Dr Alison Vipond & Brett Cherry
“To successfully implement the 2030 Agenda for Sustainable Development, we must swiftly move from commitments to action. To do that, we need strong, inclusive and integrated partnerships at all levels”. Secretary-General Ban Ki-Moon
Partnerships are vital to making the UN Sustainable Development Goals a reality for everyone across the world. This requires developed and developing nations working together on all 17 Goals, spanning environmental, social, and economic dimensions of sustainable development. The Goals are universal applying to all countries, including the UK, which has provided leadership in helping to make the Goals an agreed global vision of what the future of our world should look like.
Newcastle University’s Institute for Sustainability recently joined the UK Stakeholders for Sustainable Development, (UKSSD): a network of businesses, civil society and academic organisations who are working to advance sustainable development in the UK. UKSSD’s mission is to help transform the UK into a sustainable society, by generating new partnerships, innovative solutions and providing thought leadership to achieve the Goals. The UKSSD second annual conference on 1st March 2017, focussed on the question of how we translate the ambition of the Goals into transformative action in the UK. Dr Graham Long provided an insightful introduction to how the UK is faring on the Goals – there is still a long way to go.

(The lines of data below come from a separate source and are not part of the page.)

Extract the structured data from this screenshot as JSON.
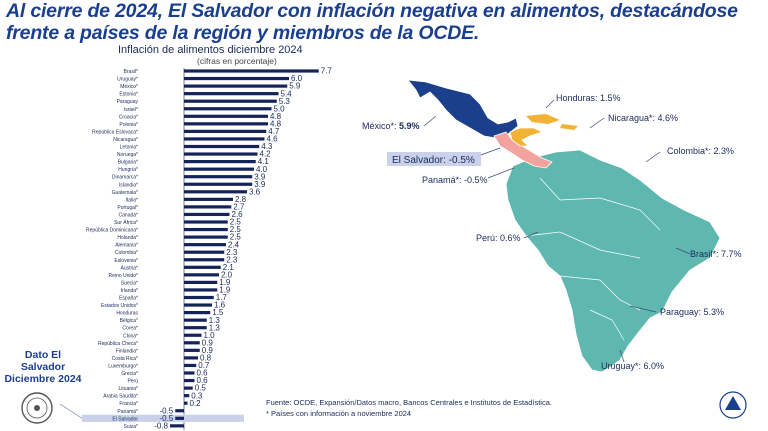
{
  "header": {
    "title_line1": "Al cierre de 2024, El Salvador con inflación negativa en alimentos, destacándose",
    "title_line2": "frente a países de la región y miembros de la OCDE."
  },
  "side_label": {
    "line1": "Dato El Salvador",
    "line2": "Diciembre 2024"
  },
  "source": {
    "line1": "Fuente: OCDE, Expansión/Datos macro, Bancos Centrales e Institutos de Estadística.",
    "line2": "* Países con información a noviembre 2024"
  },
  "colors": {
    "bar": "#14245a",
    "highlight": "#c9d2ea",
    "title": "#1a3f8f",
    "mexico": "#1b3f8b",
    "central": "#f2a39e",
    "honduras_nicaragua": "#f2b233",
    "south_america": "#5fb8b0"
  },
  "chart_data": {
    "type": "bar",
    "orientation": "horizontal",
    "title": "Inflación de alimentos diciembre 2024",
    "subtitle": "(cifras en porcentaje)",
    "categories": [
      "Brasil*",
      "Uruguay*",
      "México*",
      "Estonia*",
      "Paraguay",
      "Israel*",
      "Croacia*",
      "Polonia*",
      "República Eslovaca*",
      "Nicaragua*",
      "Letonia*",
      "Noruega*",
      "Bulgaria*",
      "Hungría*",
      "Dinamarca*",
      "Islandia*",
      "Guatemala*",
      "Italia*",
      "Portugal*",
      "Canadá*",
      "Sur África*",
      "República Dominicana*",
      "Holanda*",
      "Alemania*",
      "Colombia*",
      "Eslovenia*",
      "Austria*",
      "Reino Unido*",
      "Suecia*",
      "Irlanda*",
      "España*",
      "Estados Unidos*",
      "Honduras",
      "Bélgica*",
      "Corea*",
      "China*",
      "República Checa*",
      "Finlandia*",
      "Costa Rica*",
      "Luxemburgo*",
      "Grecia*",
      "Perú",
      "Lituania*",
      "Arabia Saudita*",
      "Francia*",
      "Panamá*",
      "El Salvador",
      "Suiza*"
    ],
    "values": [
      7.7,
      6.0,
      5.9,
      5.4,
      5.3,
      5.0,
      4.8,
      4.8,
      4.7,
      4.6,
      4.3,
      4.2,
      4.1,
      4.0,
      3.9,
      3.9,
      3.6,
      2.8,
      2.7,
      2.6,
      2.5,
      2.5,
      2.5,
      2.4,
      2.3,
      2.3,
      2.1,
      2.0,
      1.9,
      1.9,
      1.7,
      1.6,
      1.5,
      1.3,
      1.3,
      1.0,
      0.9,
      0.9,
      0.8,
      0.7,
      0.6,
      0.6,
      0.5,
      0.3,
      0.2,
      -0.5,
      -0.5,
      -0.8
    ],
    "value_labels": [
      "7.7",
      "6.0",
      "5.9",
      "5.4",
      "5.3",
      "5.0",
      "4.8",
      "4.8",
      "4.7",
      "4.6",
      "4.3",
      "4.2",
      "4.1",
      "4.0",
      "3.9",
      "3.9",
      "3.6",
      "2.8",
      "2.7",
      "2.6",
      "2.5",
      "2.5",
      "2.5",
      "2.4",
      "2.3",
      "2.3",
      "2.1",
      "2.0",
      "1.9",
      "1.9",
      "1.7",
      "1.6",
      "1.5",
      "1.3",
      "1.3",
      "1.0",
      "0.9",
      "0.9",
      "0.8",
      "0.7",
      "0.6",
      "0.6",
      "0.5",
      "0.3",
      "0.2",
      "-0.5",
      "-0.5",
      "-0.8"
    ],
    "highlight_category": "El Salvador"
  },
  "map_labels": {
    "honduras": "Honduras: 1.5%",
    "nicaragua": "Nicaragua*: 4.6%",
    "mexico_name": "México*: ",
    "mexico_value": "5.9%",
    "colombia": "Colombia*: 2.3%",
    "el_salvador": "El Salvador: -0.5%",
    "panama": "Panamá*: -0.5%",
    "peru": "Perú: 0.6%",
    "brasil": "Brasil*: 7.7%",
    "paraguay": "Paraguay: 5.3%",
    "uruguay": "Uruguay*: 6.0%"
  }
}
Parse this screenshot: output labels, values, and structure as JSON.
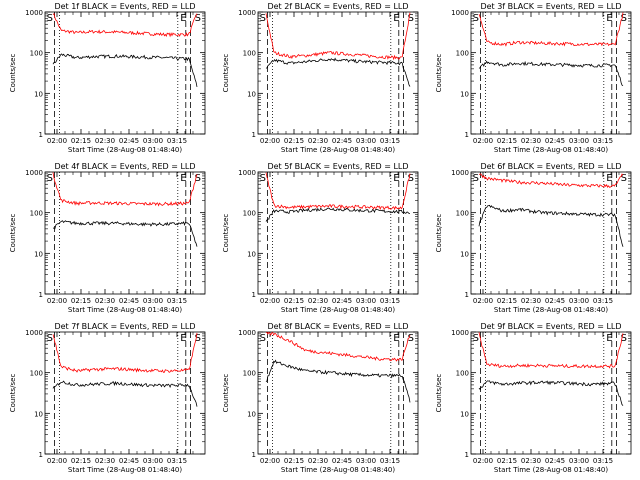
{
  "chart_data": [
    {
      "type": "line",
      "title": "Det 1f BLACK = Events, RED = LLD",
      "xlabel": "Start Time (28-Aug-08 01:48:40)",
      "ylabel": "Counts/sec",
      "x_ticks": [
        "02:00",
        "02:15",
        "02:30",
        "02:45",
        "03:00",
        "03:15"
      ],
      "y_ticks": [
        "1",
        "10",
        "100",
        "1000"
      ],
      "ylim": [
        1,
        1000
      ],
      "yscale": "log",
      "markers": [
        "S",
        "E",
        "S"
      ],
      "series": [
        {
          "name": "LLD",
          "color": "#ff0000",
          "x": [
            0.05,
            0.1,
            0.2,
            0.3,
            0.45,
            0.6,
            0.75,
            0.9,
            0.95
          ],
          "y": [
            950,
            350,
            310,
            330,
            320,
            300,
            280,
            280,
            950
          ]
        },
        {
          "name": "Events",
          "color": "#000000",
          "x": [
            0.05,
            0.1,
            0.2,
            0.3,
            0.45,
            0.6,
            0.75,
            0.9,
            0.95
          ],
          "y": [
            50,
            90,
            75,
            80,
            82,
            78,
            75,
            70,
            15
          ]
        }
      ]
    },
    {
      "type": "line",
      "title": "Det 2f BLACK = Events, RED = LLD",
      "xlabel": "Start Time (28-Aug-08 01:48:40)",
      "ylabel": "Counts/sec",
      "x_ticks": [
        "02:00",
        "02:15",
        "02:30",
        "02:45",
        "03:00",
        "03:15"
      ],
      "y_ticks": [
        "1",
        "10",
        "100",
        "1000"
      ],
      "ylim": [
        1,
        1000
      ],
      "yscale": "log",
      "markers": [
        "S",
        "E",
        "S"
      ],
      "series": [
        {
          "name": "LLD",
          "color": "#ff0000",
          "x": [
            0.05,
            0.1,
            0.2,
            0.3,
            0.45,
            0.6,
            0.75,
            0.9,
            0.95
          ],
          "y": [
            900,
            100,
            80,
            85,
            100,
            90,
            80,
            75,
            900
          ]
        },
        {
          "name": "Events",
          "color": "#000000",
          "x": [
            0.05,
            0.1,
            0.2,
            0.3,
            0.45,
            0.6,
            0.75,
            0.9,
            0.95
          ],
          "y": [
            40,
            65,
            55,
            60,
            70,
            62,
            58,
            55,
            15
          ]
        }
      ]
    },
    {
      "type": "line",
      "title": "Det 3f BLACK = Events, RED = LLD",
      "xlabel": "Start Time (28-Aug-08 01:48:40)",
      "ylabel": "Counts/sec",
      "x_ticks": [
        "02:00",
        "02:15",
        "02:30",
        "02:45",
        "03:00",
        "03:15"
      ],
      "y_ticks": [
        "1",
        "10",
        "100",
        "1000"
      ],
      "ylim": [
        1,
        1000
      ],
      "yscale": "log",
      "markers": [
        "S",
        "E",
        "S"
      ],
      "series": [
        {
          "name": "LLD",
          "color": "#ff0000",
          "x": [
            0.05,
            0.1,
            0.2,
            0.3,
            0.45,
            0.6,
            0.75,
            0.9,
            0.95
          ],
          "y": [
            900,
            180,
            160,
            180,
            170,
            165,
            160,
            160,
            900
          ]
        },
        {
          "name": "Events",
          "color": "#000000",
          "x": [
            0.05,
            0.1,
            0.2,
            0.3,
            0.45,
            0.6,
            0.75,
            0.9,
            0.95
          ],
          "y": [
            40,
            60,
            50,
            55,
            52,
            50,
            48,
            50,
            15
          ]
        }
      ]
    },
    {
      "type": "line",
      "title": "Det 4f BLACK = Events, RED = LLD",
      "xlabel": "Start Time (28-Aug-08 01:48:40)",
      "ylabel": "Counts/sec",
      "x_ticks": [
        "02:00",
        "02:15",
        "02:30",
        "02:45",
        "03:00",
        "03:15"
      ],
      "y_ticks": [
        "1",
        "10",
        "100",
        "1000"
      ],
      "ylim": [
        1,
        1000
      ],
      "yscale": "log",
      "markers": [
        "S",
        "E",
        "S"
      ],
      "series": [
        {
          "name": "LLD",
          "color": "#ff0000",
          "x": [
            0.05,
            0.1,
            0.2,
            0.3,
            0.45,
            0.6,
            0.75,
            0.9,
            0.95
          ],
          "y": [
            900,
            200,
            170,
            175,
            170,
            165,
            165,
            170,
            900
          ]
        },
        {
          "name": "Events",
          "color": "#000000",
          "x": [
            0.05,
            0.1,
            0.2,
            0.3,
            0.45,
            0.6,
            0.75,
            0.9,
            0.95
          ],
          "y": [
            40,
            60,
            55,
            55,
            55,
            52,
            52,
            55,
            15
          ]
        }
      ]
    },
    {
      "type": "line",
      "title": "Det 5f BLACK = Events, RED = LLD",
      "xlabel": "Start Time (28-Aug-08 01:48:40)",
      "ylabel": "Counts/sec",
      "x_ticks": [
        "02:00",
        "02:15",
        "02:30",
        "02:45",
        "03:00",
        "03:15"
      ],
      "y_ticks": [
        "1",
        "10",
        "100",
        "1000"
      ],
      "ylim": [
        1,
        1000
      ],
      "yscale": "log",
      "markers": [
        "S",
        "E",
        "S"
      ],
      "series": [
        {
          "name": "LLD",
          "color": "#ff0000",
          "x": [
            0.05,
            0.1,
            0.2,
            0.3,
            0.45,
            0.6,
            0.75,
            0.9,
            0.95
          ],
          "y": [
            900,
            150,
            135,
            140,
            145,
            140,
            135,
            130,
            900
          ]
        },
        {
          "name": "Events",
          "color": "#000000",
          "x": [
            0.05,
            0.1,
            0.2,
            0.3,
            0.45,
            0.6,
            0.75,
            0.9,
            0.95
          ],
          "y": [
            60,
            110,
            105,
            115,
            125,
            115,
            110,
            105,
            100
          ]
        }
      ]
    },
    {
      "type": "line",
      "title": "Det 6f BLACK = Events, RED = LLD",
      "xlabel": "Start Time (28-Aug-08 01:48:40)",
      "ylabel": "Counts/sec",
      "x_ticks": [
        "02:00",
        "02:15",
        "02:30",
        "02:45",
        "03:00",
        "03:15"
      ],
      "y_ticks": [
        "1",
        "10",
        "100",
        "1000"
      ],
      "ylim": [
        1,
        1000
      ],
      "yscale": "log",
      "markers": [
        "S",
        "E",
        "S"
      ],
      "series": [
        {
          "name": "LLD",
          "color": "#ff0000",
          "x": [
            0.05,
            0.1,
            0.2,
            0.3,
            0.45,
            0.6,
            0.75,
            0.9,
            0.95
          ],
          "y": [
            900,
            700,
            620,
            560,
            530,
            480,
            460,
            450,
            900
          ]
        },
        {
          "name": "Events",
          "color": "#000000",
          "x": [
            0.05,
            0.1,
            0.2,
            0.3,
            0.45,
            0.6,
            0.75,
            0.9,
            0.95
          ],
          "y": [
            50,
            150,
            110,
            120,
            100,
            95,
            90,
            90,
            15
          ]
        }
      ]
    },
    {
      "type": "line",
      "title": "Det 7f BLACK = Events, RED = LLD",
      "xlabel": "Start Time (28-Aug-08 01:48:40)",
      "ylabel": "Counts/sec",
      "x_ticks": [
        "02:00",
        "02:15",
        "02:30",
        "02:45",
        "03:00",
        "03:15"
      ],
      "y_ticks": [
        "1",
        "10",
        "100",
        "1000"
      ],
      "ylim": [
        1,
        1000
      ],
      "yscale": "log",
      "markers": [
        "S",
        "E",
        "S"
      ],
      "series": [
        {
          "name": "LLD",
          "color": "#ff0000",
          "x": [
            0.05,
            0.1,
            0.2,
            0.3,
            0.45,
            0.6,
            0.75,
            0.9,
            0.95
          ],
          "y": [
            900,
            140,
            110,
            120,
            125,
            115,
            110,
            115,
            900
          ]
        },
        {
          "name": "Events",
          "color": "#000000",
          "x": [
            0.05,
            0.1,
            0.2,
            0.3,
            0.45,
            0.6,
            0.75,
            0.9,
            0.95
          ],
          "y": [
            40,
            60,
            50,
            52,
            55,
            50,
            48,
            50,
            15
          ]
        }
      ]
    },
    {
      "type": "line",
      "title": "Det 8f BLACK = Events, RED = LLD",
      "xlabel": "Start Time (28-Aug-08 01:48:40)",
      "ylabel": "Counts/sec",
      "x_ticks": [
        "02:00",
        "02:15",
        "02:30",
        "02:45",
        "03:00",
        "03:15"
      ],
      "y_ticks": [
        "1",
        "10",
        "100",
        "1000"
      ],
      "ylim": [
        1,
        1000
      ],
      "yscale": "log",
      "markers": [
        "S",
        "E",
        "S"
      ],
      "series": [
        {
          "name": "LLD",
          "color": "#ff0000",
          "x": [
            0.05,
            0.1,
            0.2,
            0.3,
            0.45,
            0.6,
            0.75,
            0.9,
            0.95
          ],
          "y": [
            900,
            900,
            600,
            350,
            300,
            260,
            220,
            210,
            900
          ]
        },
        {
          "name": "Events",
          "color": "#000000",
          "x": [
            0.05,
            0.1,
            0.2,
            0.3,
            0.45,
            0.6,
            0.75,
            0.9,
            0.95
          ],
          "y": [
            60,
            190,
            140,
            110,
            100,
            90,
            85,
            85,
            20
          ]
        }
      ]
    },
    {
      "type": "line",
      "title": "Det 9f BLACK = Events, RED = LLD",
      "xlabel": "Start Time (28-Aug-08 01:48:40)",
      "ylabel": "Counts/sec",
      "x_ticks": [
        "02:00",
        "02:15",
        "02:30",
        "02:45",
        "03:00",
        "03:15"
      ],
      "y_ticks": [
        "1",
        "10",
        "100",
        "1000"
      ],
      "ylim": [
        1,
        1000
      ],
      "yscale": "log",
      "markers": [
        "S",
        "E",
        "S"
      ],
      "series": [
        {
          "name": "LLD",
          "color": "#ff0000",
          "x": [
            0.05,
            0.1,
            0.2,
            0.3,
            0.45,
            0.6,
            0.75,
            0.9,
            0.95
          ],
          "y": [
            900,
            160,
            145,
            150,
            150,
            145,
            145,
            145,
            900
          ]
        },
        {
          "name": "Events",
          "color": "#000000",
          "x": [
            0.05,
            0.1,
            0.2,
            0.3,
            0.45,
            0.6,
            0.75,
            0.9,
            0.95
          ],
          "y": [
            40,
            60,
            52,
            55,
            58,
            55,
            52,
            55,
            15
          ]
        }
      ]
    }
  ]
}
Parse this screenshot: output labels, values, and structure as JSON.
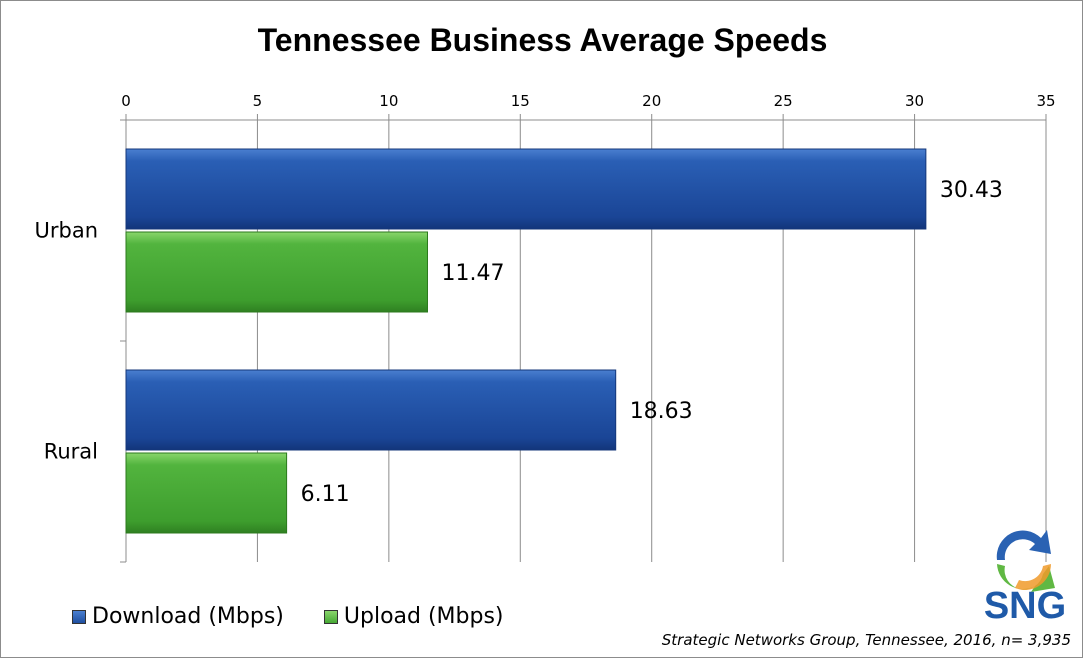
{
  "chart_data": {
    "type": "bar",
    "orientation": "horizontal",
    "title": "Tennessee Business Average Speeds",
    "categories": [
      "Urban",
      "Rural"
    ],
    "series": [
      {
        "name": "Download (Mbps)",
        "values": [
          30.43,
          18.63
        ],
        "color": "#1f4fa0"
      },
      {
        "name": "Upload (Mbps)",
        "values": [
          11.47,
          6.11
        ],
        "color": "#46a834"
      }
    ],
    "x_axis": {
      "min": 0,
      "max": 35,
      "step": 5,
      "ticks": [
        "0",
        "5",
        "10",
        "15",
        "20",
        "25",
        "30",
        "35"
      ],
      "position": "top"
    },
    "grid": true,
    "legend_position": "bottom-left",
    "data_labels": [
      "30.43",
      "11.47",
      "18.63",
      "6.11"
    ]
  },
  "source_note": "Strategic Networks Group, Tennessee, 2016, n= 3,935",
  "logo": {
    "text": "SNG",
    "icon": "sng-arrows-logo-icon"
  }
}
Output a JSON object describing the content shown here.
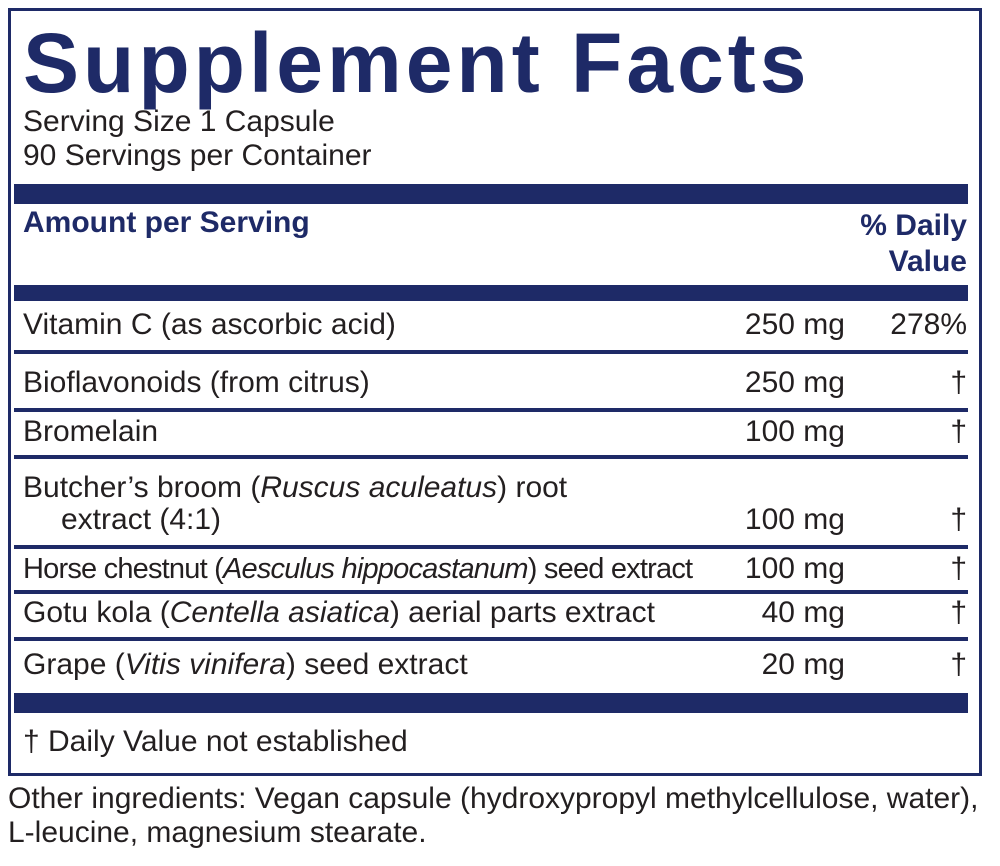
{
  "panel": {
    "title": "Supplement Facts",
    "serving_size": "Serving Size 1 Capsule",
    "servings_per_container": "90 Servings per Container",
    "header": {
      "amount": "Amount per Serving",
      "daily_value": "% Daily Value"
    },
    "rows": [
      {
        "name": [
          {
            "text": "Vitamin C (as ascorbic acid)",
            "italic": false
          }
        ],
        "amount": "250 mg",
        "dv": "278%"
      },
      {
        "name": [
          {
            "text": "Bioflavonoids (from citrus)",
            "italic": false
          }
        ],
        "amount": "250 mg",
        "dv": "†"
      },
      {
        "name": [
          {
            "text": "Bromelain",
            "italic": false
          }
        ],
        "amount": "100 mg",
        "dv": "†"
      },
      {
        "name": [
          {
            "text": "Butcher’s broom (",
            "italic": false
          },
          {
            "text": "Ruscus aculeatus",
            "italic": true
          },
          {
            "text": ") root",
            "italic": false
          }
        ],
        "continuation": "extract (4:1)",
        "amount": "100 mg",
        "dv": "†"
      },
      {
        "name": [
          {
            "text": "Horse chestnut (",
            "italic": false
          },
          {
            "text": "Aesculus hippocastanum",
            "italic": true
          },
          {
            "text": ") seed extract",
            "italic": false
          }
        ],
        "amount": "100 mg",
        "dv": "†"
      },
      {
        "name": [
          {
            "text": "Gotu kola (",
            "italic": false
          },
          {
            "text": "Centella asiatica",
            "italic": true
          },
          {
            "text": ") aerial parts extract",
            "italic": false
          }
        ],
        "amount": "40 mg",
        "dv": "†"
      },
      {
        "name": [
          {
            "text": "Grape (",
            "italic": false
          },
          {
            "text": "Vitis vinifera",
            "italic": true
          },
          {
            "text": ") seed extract",
            "italic": false
          }
        ],
        "amount": "20 mg",
        "dv": "†"
      }
    ],
    "footnote": "† Daily Value not established"
  },
  "other_ingredients": "Other ingredients: Vegan capsule (hydroxypropyl methylcellulose, water), L-leucine, magnesium stearate."
}
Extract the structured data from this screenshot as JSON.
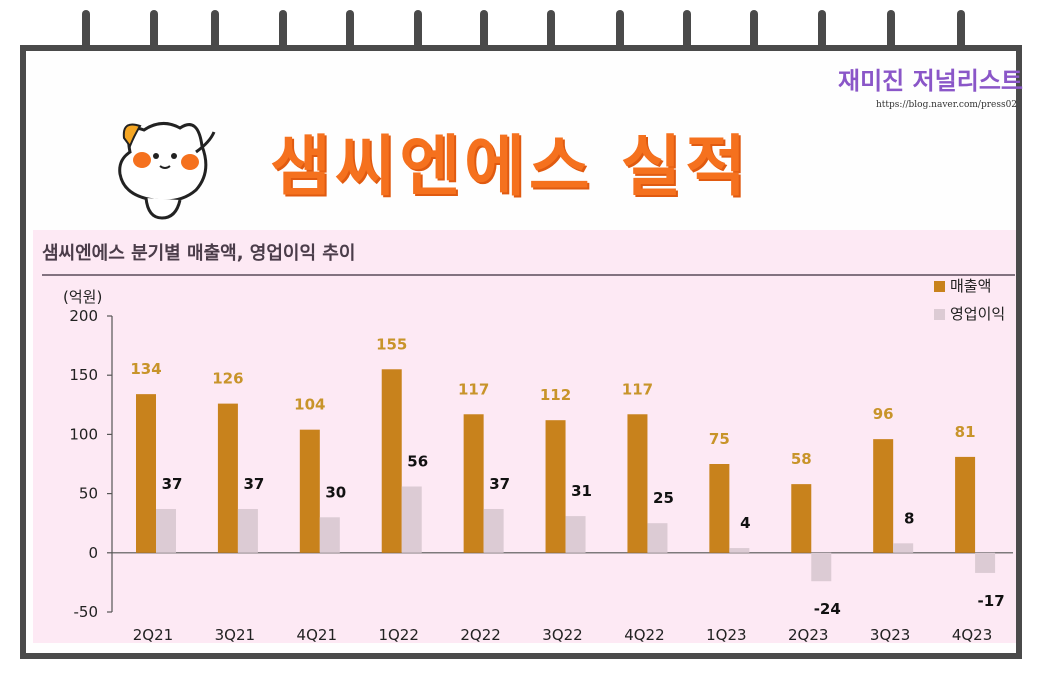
{
  "header": {
    "title": "샘씨엔에스 실적",
    "blog_brand": "재미진 저널리스트",
    "blog_url": "https://blog.naver.com/press02"
  },
  "colors": {
    "revenue": "#c8821c",
    "operating_profit": "#dccbd4",
    "title": "#f5711e",
    "panel": "#fde9f4"
  },
  "chart_data": {
    "type": "bar",
    "title": "샘씨엔에스 분기별 매출액, 영업이익 추이",
    "ylabel": "(억원)",
    "xlabel": "",
    "ylim": [
      -50,
      200
    ],
    "yticks": [
      -50,
      0,
      50,
      100,
      150,
      200
    ],
    "grid": false,
    "legend_position": "top-right",
    "categories": [
      "2Q21",
      "3Q21",
      "4Q21",
      "1Q22",
      "2Q22",
      "3Q22",
      "4Q22",
      "1Q23",
      "2Q23",
      "3Q23",
      "4Q23"
    ],
    "series": [
      {
        "name": "매출액",
        "color": "#c8821c",
        "values": [
          134,
          126,
          104,
          155,
          117,
          112,
          117,
          75,
          58,
          96,
          81
        ]
      },
      {
        "name": "영업이익",
        "color": "#dccbd4",
        "values": [
          37,
          37,
          30,
          56,
          37,
          31,
          25,
          4,
          -24,
          8,
          -17
        ]
      }
    ]
  }
}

Business leadership needed
The talks at the UKSSD conference were upbeat, intelligent and enthusiastic about the future of sustainable development in the UK, stressing the crucial role of business in leaping forward on sustainable development. Leadership is key. CEOs already have tremendously busy lives, running the day to day and planning for the future, but they must now step beyond ‘business as usual’ and plan to be truly transformative.
Companies like Marks & Spencer, Siemens, Ecology Building Society and others are leading on sustainability in the supply chain and setting ambitious targets for zero carbon emissions, but this is the exception, not the rule. There was discussion about how all businesses can really start to make some headway on the Goals. Identifying the Goals (and underlying targets) which would be most positively affected by the business activities is a good way in. However, the full set of Goals can also be used to check whether business activities might be compromising some of the other targets, allowing action to be taken.
Indeed the importance of public awareness was something which emerged as a common thread at the conference. For businesses and governments to really get behind the Goals, there needs to be an expectation from citizens – the consumers and the voters. And for citizens to do this, they need to know about the Goals. So there needs to be a massive campaign for people to know what governments have signed up to.
Project Everyone (led by Richard Curtis) did an amazing job of raising the profile of the Goals when they were agreed, including developing the fantastic infographic that captures all the Goals, and engaging celebrities in the Global Goals campaign. That campaign needs to continue and expand. For the Goals to work, we need to all be talking about them.
Partnerships for solutions
Another common theme at the conference was the need to massively ramp up transformative activity which can drive sustainable development to achieve the Goals. 2030 is not far away.
So how do we ramp up? It is clear that Innovation across all spheres is needed (technical, social, economic and political), and working together is the best way to achieve that. Businesses are well placed to provide leadership in providing solutions and innovations for the Goals. In particular, financial institutions are beginning to think about the viability of their future investments, and that should translate to investing in a sustainable future.
Academic institutions are well placed to think ‘big’ and innovate, providing blue prints for achieving the Goals. Governments grapple with short term vote chasing and other pressing issues, but they must act and invest for a sustainable future. We were encouraged to hear at UKSSD from Lord Bates, Minister of State for Department for International Development (DFID), that all UK Government Departments will be required to work on the Goals which are relevant to them. Whether this leads to the exponential leap forward that society requires remains to be seen, and it will be up to civil society to make sure it happens.
Ultimately, partnerships between government, industry, academia, are essential. UKSSD has already shown it is fulfilling a much needed role in enabling progressive new partnerships to be forged.